André schluckte, sein Adamsapfel bewegte sich. Er glaubte ihr von Herzen, denn Oscar gehörte zu den ehrlichsten Menschen und verabscheute Lügen. Dennoch kreisten ihm Fragen durch den Kopf, auf die er gerne eine Antwort gewusst hätte. Und wer konnte ihm am besten die Antwort darauf geben, wenn nicht Oscar selbst? „Warum bist du dann gestern vor ihm weggelaufen, als er dich entlarvt hatte? Wieso hast du dann das Garderegiment verlassen, wenn nicht seinetwegen? Und warum willst du mich nicht mehr an deiner Seite haben?“

 

„Ach, André...“ Oscars Mundwinkel zogen sich leicht nach oben. Ihre Finger strichen ganz sachte von seinem kantigen Kinn aus an der Wange, schlüpften unter sein Haar und strichen ihm die bis zu den Wangenknochen langen Haarsträhnen von seinem erblindeten Auge. „Ich habe das nicht seinetwegen, sondern deinetwegen getan...“

 

„Ich verstehe nicht, Oscar...“ André wagte sich nicht zu rühren. Er war leicht verwirrt und suchte nach Antworten in Oscars so liebreizendem Gesicht.

 

„Ich habe mein Dienst quittiert, um mehr mit dir zusammen zu sein, um mein Leben nur mit dir zu führen.“, klärte ihn Oscar im milden Tonfall auf und berührte feinfühlig die schmale Narbe unter seinem Auge. „Und ich habe dich aus meinen Diensten entlassen, weil ich möchte, dass du als mein Mann an meiner Seite bist...“

 

„Oscar!“ André bekam ein schlechtes Gewissen und schämte sich. „Es tut mir leid...“

 

„Schon gut.“ Oscar dämpfte nun die Reste von ihrem aufgewühlten Gemüt, schob ihm ihre Hände um seinen Nacken und drückte sich an ihm. „André, halte mich fest... Ich will nur mit dir mein Leben verbringen... das schwöre ich...“

 

„Ach, Oscar... meine geliebte Oscar...“ André schloss sie in seinen Armen. Es tat gut zu wissen, dass zwischen ihnen wieder alles in Ordnung war. Sein Herz schmolz dabei wie der Schnee bei den ersten Sonnenstrahlen im Frühling. Ihr Körper drückte sich noch fester an ihn und da spürte er die kleine Bauchwölbung unter ihrem Hemd.

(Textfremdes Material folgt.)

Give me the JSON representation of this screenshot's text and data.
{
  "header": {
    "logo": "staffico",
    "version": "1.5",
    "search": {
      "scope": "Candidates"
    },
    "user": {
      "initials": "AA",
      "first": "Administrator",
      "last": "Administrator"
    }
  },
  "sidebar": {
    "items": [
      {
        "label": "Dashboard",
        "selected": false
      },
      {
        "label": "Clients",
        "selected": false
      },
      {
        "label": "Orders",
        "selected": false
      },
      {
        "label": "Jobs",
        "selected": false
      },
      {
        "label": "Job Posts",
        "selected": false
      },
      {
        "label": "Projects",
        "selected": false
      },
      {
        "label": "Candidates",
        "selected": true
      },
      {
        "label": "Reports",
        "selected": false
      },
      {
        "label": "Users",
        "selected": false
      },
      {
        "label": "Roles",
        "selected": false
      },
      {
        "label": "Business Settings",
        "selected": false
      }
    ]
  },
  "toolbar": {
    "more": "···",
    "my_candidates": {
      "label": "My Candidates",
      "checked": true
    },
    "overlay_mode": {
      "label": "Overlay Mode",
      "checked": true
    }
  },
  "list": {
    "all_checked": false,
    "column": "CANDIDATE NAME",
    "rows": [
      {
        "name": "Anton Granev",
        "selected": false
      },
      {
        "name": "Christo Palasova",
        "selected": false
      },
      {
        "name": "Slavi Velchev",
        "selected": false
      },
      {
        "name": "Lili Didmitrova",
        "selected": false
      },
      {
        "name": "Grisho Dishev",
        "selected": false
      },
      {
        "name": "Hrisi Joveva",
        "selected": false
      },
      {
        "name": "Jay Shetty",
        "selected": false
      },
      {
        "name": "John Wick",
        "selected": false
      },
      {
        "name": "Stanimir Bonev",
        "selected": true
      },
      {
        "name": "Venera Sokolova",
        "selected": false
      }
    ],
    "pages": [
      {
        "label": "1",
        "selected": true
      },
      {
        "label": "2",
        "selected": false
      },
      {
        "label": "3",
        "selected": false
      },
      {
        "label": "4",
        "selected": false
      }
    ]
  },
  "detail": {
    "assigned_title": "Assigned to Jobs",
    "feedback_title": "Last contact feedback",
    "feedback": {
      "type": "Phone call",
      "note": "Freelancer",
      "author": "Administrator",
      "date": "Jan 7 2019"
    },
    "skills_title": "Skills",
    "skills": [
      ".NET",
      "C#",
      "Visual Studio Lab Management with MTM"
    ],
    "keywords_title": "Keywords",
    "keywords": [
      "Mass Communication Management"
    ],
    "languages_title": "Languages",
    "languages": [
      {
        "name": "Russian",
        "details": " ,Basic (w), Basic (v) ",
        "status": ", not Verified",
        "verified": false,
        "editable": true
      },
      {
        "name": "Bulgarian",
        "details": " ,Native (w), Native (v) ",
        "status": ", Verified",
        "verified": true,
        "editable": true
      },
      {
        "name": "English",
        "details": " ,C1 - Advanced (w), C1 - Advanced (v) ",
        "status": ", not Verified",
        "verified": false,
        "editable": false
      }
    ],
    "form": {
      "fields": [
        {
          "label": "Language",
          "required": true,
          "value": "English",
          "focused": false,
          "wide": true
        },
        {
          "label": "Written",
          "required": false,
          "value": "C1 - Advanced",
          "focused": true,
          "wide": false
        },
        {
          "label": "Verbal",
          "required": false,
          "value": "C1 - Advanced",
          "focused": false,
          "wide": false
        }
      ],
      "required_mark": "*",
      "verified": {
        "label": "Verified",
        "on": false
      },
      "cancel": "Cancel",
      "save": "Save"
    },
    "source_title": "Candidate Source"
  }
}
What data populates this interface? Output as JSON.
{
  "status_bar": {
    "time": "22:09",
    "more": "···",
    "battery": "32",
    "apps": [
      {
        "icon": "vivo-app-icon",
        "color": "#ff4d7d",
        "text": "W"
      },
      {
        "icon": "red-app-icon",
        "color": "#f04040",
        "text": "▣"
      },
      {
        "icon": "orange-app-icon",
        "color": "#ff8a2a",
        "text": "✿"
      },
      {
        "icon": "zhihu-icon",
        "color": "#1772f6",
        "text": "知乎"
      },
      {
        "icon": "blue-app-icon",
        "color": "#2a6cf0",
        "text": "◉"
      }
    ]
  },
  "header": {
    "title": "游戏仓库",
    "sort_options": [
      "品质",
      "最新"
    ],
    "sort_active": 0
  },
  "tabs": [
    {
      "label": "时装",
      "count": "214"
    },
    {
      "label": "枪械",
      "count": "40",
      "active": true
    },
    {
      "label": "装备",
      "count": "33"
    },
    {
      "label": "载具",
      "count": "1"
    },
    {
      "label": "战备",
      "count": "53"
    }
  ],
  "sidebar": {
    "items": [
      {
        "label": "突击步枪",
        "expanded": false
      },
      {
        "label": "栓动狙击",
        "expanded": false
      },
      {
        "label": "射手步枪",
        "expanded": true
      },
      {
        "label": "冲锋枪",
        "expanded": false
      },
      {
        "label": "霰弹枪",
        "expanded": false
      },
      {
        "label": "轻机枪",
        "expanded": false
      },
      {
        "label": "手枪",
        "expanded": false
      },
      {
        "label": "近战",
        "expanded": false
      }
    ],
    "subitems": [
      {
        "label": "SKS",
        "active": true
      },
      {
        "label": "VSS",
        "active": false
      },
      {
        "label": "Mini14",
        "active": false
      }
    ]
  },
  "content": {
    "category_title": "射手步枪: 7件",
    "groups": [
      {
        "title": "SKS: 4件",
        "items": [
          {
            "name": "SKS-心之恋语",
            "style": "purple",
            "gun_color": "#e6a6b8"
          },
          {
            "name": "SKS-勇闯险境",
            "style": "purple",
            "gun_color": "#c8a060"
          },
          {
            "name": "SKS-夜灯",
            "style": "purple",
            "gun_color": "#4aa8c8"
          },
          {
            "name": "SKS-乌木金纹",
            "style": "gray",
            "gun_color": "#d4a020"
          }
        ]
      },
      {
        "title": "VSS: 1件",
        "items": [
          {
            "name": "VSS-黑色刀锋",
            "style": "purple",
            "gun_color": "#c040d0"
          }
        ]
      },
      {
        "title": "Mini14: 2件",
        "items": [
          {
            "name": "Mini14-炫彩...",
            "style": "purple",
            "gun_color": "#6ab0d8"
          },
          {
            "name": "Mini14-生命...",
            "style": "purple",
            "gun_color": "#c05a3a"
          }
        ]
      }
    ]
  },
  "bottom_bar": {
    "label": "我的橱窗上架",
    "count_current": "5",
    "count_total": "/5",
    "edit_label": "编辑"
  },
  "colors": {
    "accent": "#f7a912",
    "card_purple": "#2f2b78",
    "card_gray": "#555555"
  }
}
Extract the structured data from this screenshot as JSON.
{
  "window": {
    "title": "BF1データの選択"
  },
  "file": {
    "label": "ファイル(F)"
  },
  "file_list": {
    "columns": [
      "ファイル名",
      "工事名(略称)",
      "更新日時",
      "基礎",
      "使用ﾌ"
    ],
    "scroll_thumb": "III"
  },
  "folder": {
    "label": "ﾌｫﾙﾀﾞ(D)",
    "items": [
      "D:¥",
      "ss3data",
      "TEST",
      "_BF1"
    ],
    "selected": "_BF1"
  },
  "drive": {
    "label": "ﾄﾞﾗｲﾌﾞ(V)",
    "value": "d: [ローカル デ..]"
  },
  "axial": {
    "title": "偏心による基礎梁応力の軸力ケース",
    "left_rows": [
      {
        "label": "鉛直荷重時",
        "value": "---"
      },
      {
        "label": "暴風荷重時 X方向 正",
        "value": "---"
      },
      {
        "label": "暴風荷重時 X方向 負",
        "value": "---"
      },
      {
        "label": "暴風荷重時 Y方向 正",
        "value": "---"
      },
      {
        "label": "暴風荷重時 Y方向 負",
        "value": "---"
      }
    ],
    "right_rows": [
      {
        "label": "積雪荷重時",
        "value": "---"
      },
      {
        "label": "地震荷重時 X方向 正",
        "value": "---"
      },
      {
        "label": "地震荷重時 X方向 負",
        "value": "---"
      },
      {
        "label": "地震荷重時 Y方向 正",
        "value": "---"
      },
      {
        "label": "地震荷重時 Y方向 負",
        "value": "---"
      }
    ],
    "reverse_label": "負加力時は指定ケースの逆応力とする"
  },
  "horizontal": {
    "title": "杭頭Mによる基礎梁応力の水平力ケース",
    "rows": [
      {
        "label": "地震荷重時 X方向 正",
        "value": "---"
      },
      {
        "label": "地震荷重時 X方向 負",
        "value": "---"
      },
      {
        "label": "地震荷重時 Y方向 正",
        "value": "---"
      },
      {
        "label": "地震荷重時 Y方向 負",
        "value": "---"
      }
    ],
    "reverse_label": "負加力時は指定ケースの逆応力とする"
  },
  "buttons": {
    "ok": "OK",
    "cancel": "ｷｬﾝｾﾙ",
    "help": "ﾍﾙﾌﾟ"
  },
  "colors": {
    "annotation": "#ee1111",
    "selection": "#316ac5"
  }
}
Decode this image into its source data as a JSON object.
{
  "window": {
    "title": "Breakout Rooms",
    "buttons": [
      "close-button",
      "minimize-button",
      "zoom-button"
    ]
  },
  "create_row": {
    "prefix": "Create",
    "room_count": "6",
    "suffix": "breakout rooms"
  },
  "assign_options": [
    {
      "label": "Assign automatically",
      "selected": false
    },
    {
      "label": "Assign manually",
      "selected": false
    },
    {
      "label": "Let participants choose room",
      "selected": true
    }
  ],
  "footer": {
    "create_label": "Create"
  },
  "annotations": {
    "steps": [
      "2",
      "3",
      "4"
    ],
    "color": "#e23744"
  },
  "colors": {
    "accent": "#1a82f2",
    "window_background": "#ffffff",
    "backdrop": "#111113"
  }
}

Gleich darauf erinnerte er sich an seine Beobachtungen, die er gestern zwischen Oscar und Rosalie unterschwellig durchgezogen hatte. Seine Hand steuerte gleich daraufhin auf die fest angespannte Erhebung zu und betastete sie vorsichtig. „Seit wann hast du ein Bauch, Oscar?“

 

„Seit ein paar Wochen“, kokettierte diese und hob ihren Blick. „Stört dich das etwa?“

 

„Nein, keineswegs.“ André lächelte etwas und legte ihr seine Hand auf die Wange. Er erzählte ihr von seinen Beobachtungen und Vergleichen.

 

Oscar hätte beinahe aufgelacht. So etwas würde bei ihr doch gar nicht gehen und wenn doch, dann hätte sie das schon längst bemerkt! Aber solange es keine zutreffenden Anzeichen dazu gab, gab es keinen Grund zur Sorge. „André, ich fühle mich bestens, sei versichert. Das was Rosalie hat, trifft auf mich ganz und gar nicht zu. Ich denke, bei mir kommt es wirklich davon, weil ich in letzter Zeit mehr Appetit auf leckere Sachen habe, die deine Großmutter immer macht und ich deshalb nicht widerstehen kann. Oder schlicht, ich kann es ihr nicht abschlagen, weil sie immer alles mit so viel Mühe und Liebe zubereitet.“

 

„Du hast sicherlich recht...“ André verlor sich buchstäblich in ihren himmelblauen Augen und glaubte darin wie ein Schiffsbrüchiger zu versinken. „Ich würde dich jetzt so gerne küssen...“

 

„Dann mach es... aber nur kurz, bevor uns jemand entdeckt...“, flüsterte Oscar und reckte selbst schon ihren Hals zu ihm empor. André ließ sich das nicht zwei Mal sagen, senkte seinen Mund über ihre weichen Lippen und küsste sie sanft.